Tutti gli argomenti esposti sono stati importantissimi, dal primo all'ultimo. Il dottor Luigi Pietroluongo psicologo e sociologo, ha precisato il motivo di alzare muri o costruire ponti. L'esponente del Progetto SOLEIL dell’Università di Cassino Marco Omizzolo, ha parlato di Patronato, Caporalato e tutela delle persone. Ha messo in evidenza lo sfruttamento lavorativo, ma anche sociale ed economici dei migranti. Dichiarando di aver costatato personalmente i disagi e sacrifici dei lavoratori migranti, obbligati dai loro padroni e caporali. La sua esperienza l'ha potuta fare in quanto infiltratosi tra i migranti per tre mesi, correndo ogni rischio che si potrebbe avere con una scoperta da parte dei Caporali.

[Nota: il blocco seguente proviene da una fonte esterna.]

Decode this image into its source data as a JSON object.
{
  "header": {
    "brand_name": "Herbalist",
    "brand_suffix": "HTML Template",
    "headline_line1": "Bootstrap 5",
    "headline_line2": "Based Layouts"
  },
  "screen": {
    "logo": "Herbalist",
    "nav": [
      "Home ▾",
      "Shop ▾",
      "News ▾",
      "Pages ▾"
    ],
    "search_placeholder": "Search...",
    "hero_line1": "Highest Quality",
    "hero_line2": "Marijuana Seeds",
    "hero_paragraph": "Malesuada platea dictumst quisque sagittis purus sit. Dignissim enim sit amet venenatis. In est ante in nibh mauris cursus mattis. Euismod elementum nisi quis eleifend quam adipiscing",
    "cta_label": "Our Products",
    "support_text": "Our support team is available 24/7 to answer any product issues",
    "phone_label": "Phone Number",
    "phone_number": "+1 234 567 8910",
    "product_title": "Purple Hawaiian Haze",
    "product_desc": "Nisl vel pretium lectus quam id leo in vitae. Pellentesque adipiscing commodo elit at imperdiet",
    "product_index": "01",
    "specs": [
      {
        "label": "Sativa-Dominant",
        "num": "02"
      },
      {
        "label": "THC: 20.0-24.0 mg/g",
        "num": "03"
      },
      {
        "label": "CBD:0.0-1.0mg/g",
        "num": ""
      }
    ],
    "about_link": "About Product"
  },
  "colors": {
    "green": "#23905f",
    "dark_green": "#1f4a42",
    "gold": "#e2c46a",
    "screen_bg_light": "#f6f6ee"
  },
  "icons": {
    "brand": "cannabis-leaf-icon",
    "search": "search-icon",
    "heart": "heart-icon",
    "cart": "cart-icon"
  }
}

Ha potuto costatare nei tre mesi nell'Agro Pontino ogni sfruttamento rivolto ai lavoratori migranti.
La conclusione del convegno ha visto la citazione degli articoli 9 e 41 della Costituzione Italiana annunciati dalla professoressa Sannella e conclusi dagli altri Responsabili Scientifici.
La Sannella ricordando l'articolo 9 che promuove la cultura, la ricerca scientifica e tecnica, che tutela il paesaggio, il patrimonio storico-artistico, ha ricordato che l’articolo 9 è stato recentemente modificato per includere la tutela dell’ambiente, della biodiversità e degli ecosistemi, oltre a quella degli animali.
L'accento forte è stato dato dal dottor Ricci su questo articolo, affermando che l'uomo senza un ambiente sana, naturale è destinato a subire tutte le conseguenze che da anni iniziano ad essere presenti negativamente nella vita di ogni giorno sia sulle persone e sia sugli animali.
“L'Articolo 41 Garantisce la libera iniziativa economica privata, ma stabilisce che essa non deve contrastare con l'utilità sociale o danneggiare la salute, l'ambiente, la sicurezza, la libertà e la dignità umana – spiega la docente Sannella rivolgendosi ai giovani studenti di sociologia politica che si apprestano a diventare Assistenti sociali di altre Professioni sociali - . La legge può intervenire per aiutare e coordinare l'attività economica, sia pubblica che privata, verso fini sociali e ambientali. L'attività economica privata è libera e non può essere impedita. Questa libertà non è assoluto e non deve pregiudicare valori fondamentali. In particolare, non può arrecare danno a: salute, ambiente, sicurezza, libertà e dignità umana”.
Il Dottor D'Angiò, riprendendo il discorso sull'articolo 41 della Costituzione, chiarisce che la legge, deve prevedere programmi e controlli per aiutare l'economia, sia pubblica che privata verso obbiettivi sociali e ambientali. Delinea un modello economico in cui coesistono sia l'iniziativa privata che quella pubblica, con lo Stato che interviene per garantire che l'attività economica, rispetti i principi di solidarietà e utilità sociale. Ma dovranno essere le comunità, iniziando da una educazione civica a essere coscienti di rispettare ogni principio per godere i benefici.